Adiante, discutir-se-á sobre o direito à moradia, previsto no artigo 6° da Constituição Federal, tendo em vista a ocupação realizada no local, relacionada aos problemas de habitação enfrentados pelo Brasil, em especial por São Luís do Maranhão, cidade onde está localizado o Sítio do Rangedor. Ademais, abordar-se-á sobre o direito ao meio ambiente ecologicamente equilibrado, arrolado no artigo 225 da nossa Carta Magna, trazendo à tona a relação deste com a proteção ambiental da região em tela.

No que tange ao conflito de direitos fundamentais envolvidos no caso, debater-se-á a seguinte questão: Qual dos dois deverá prevalecer: o direito à moradia ou o direito ao meio ambiente ecologicamente equilibrado? A proposta do trabalho será responder a esta pergunta, avaliando-se o caso das famílias instaladas na Área Leste 2 do Sítio do Rangedor.

 

 

 

 

1. ABORDAGEM SOBRE A ÁREA LESTE 2 E SUA OCUPAÇÃO

           

Conforme expõe Coelho (2010, p.11), a Área Leste 2 compreende aproximadamente80 hectaresna Região Metropolitana de São Luís e “é uma das principais reservas florestais e de água doce de São Luís, incluindo as nascentes do Rio Calhau, o maior rio da Bacia Oceânica da Ilha”.

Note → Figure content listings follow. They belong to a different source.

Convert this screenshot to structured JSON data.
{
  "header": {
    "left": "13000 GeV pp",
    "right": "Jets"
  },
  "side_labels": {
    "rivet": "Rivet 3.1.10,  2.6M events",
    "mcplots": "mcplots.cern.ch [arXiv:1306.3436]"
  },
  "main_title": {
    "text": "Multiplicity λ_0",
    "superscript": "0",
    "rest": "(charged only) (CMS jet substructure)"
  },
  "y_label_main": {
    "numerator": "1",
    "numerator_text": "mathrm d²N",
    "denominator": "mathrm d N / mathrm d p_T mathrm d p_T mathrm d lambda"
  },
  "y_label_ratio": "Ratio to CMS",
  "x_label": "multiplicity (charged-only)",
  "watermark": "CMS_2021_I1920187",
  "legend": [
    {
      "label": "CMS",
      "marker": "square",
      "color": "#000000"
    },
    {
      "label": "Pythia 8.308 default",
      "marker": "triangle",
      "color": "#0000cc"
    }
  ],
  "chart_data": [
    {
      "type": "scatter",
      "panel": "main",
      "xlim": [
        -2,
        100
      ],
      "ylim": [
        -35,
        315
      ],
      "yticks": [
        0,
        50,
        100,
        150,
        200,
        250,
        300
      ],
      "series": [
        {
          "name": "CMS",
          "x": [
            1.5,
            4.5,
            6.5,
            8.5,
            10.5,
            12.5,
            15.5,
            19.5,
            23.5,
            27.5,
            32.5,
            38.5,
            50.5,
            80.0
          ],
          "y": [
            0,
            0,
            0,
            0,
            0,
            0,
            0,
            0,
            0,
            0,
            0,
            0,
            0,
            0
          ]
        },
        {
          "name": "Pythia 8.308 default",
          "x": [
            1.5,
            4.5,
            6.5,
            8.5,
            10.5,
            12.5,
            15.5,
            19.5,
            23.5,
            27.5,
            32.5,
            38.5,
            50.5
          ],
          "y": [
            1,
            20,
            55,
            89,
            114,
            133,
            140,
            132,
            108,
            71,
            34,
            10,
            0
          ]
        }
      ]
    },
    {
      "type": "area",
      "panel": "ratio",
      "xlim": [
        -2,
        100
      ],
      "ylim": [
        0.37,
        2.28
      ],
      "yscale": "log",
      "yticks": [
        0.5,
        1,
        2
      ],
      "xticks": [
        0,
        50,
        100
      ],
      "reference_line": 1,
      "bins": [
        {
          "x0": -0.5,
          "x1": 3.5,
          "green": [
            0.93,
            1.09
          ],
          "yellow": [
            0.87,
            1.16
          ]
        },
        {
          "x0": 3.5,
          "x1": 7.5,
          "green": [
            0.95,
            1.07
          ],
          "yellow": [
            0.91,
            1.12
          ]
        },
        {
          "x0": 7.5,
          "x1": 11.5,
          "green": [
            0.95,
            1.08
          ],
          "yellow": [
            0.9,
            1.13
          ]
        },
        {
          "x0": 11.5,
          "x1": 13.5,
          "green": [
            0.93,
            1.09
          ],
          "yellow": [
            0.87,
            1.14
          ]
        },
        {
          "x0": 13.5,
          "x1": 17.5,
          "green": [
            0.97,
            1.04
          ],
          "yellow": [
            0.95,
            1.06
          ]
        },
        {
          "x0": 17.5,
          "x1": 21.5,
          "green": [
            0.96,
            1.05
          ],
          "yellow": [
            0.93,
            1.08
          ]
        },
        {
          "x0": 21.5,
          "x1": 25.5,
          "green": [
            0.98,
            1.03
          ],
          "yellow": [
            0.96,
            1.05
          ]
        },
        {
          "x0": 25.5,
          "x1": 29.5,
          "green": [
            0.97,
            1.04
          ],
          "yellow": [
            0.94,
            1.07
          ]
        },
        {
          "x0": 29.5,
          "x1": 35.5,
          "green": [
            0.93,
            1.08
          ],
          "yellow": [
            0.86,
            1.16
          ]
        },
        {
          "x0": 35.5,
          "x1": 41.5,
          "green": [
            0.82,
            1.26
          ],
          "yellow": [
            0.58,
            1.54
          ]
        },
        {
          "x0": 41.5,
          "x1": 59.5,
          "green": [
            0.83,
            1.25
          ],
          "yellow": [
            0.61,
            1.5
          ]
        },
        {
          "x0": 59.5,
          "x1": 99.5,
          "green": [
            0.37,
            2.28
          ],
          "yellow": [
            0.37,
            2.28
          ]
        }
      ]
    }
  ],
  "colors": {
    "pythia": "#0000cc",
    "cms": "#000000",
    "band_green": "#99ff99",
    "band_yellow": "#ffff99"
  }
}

Para compreender a localização da referida região, toma-se por referência o Grande Santuário Ecológico do Rangedor, situado entre as Avenidas Jerônimo de Albuquerque, Holandeses e Eduardo Magalhães, sendo esta última a que separa a Área Leste 2 da Área 1 (Estação Ecológica do Rangedor).

Segundo Coelho (2010, p.11), a Leste 2 é Área de Preservação Permanente, devido às “suas nascentes e grande riqueza de olhos d’água, igarapés, riachos, córregos, condição que foi confirmada pelo IBAMA/MA em  relatório de vistoria realizado em2007”. É possível observar ainda que na região existem várias espécies da fauna (macacos capijubas, jacarés, borboletas, pássaros, etc.) e da flora (juçareiras, buritizeiros, babaçuais, cajueiros, etc.), incrementando a beleza cênica do lugar.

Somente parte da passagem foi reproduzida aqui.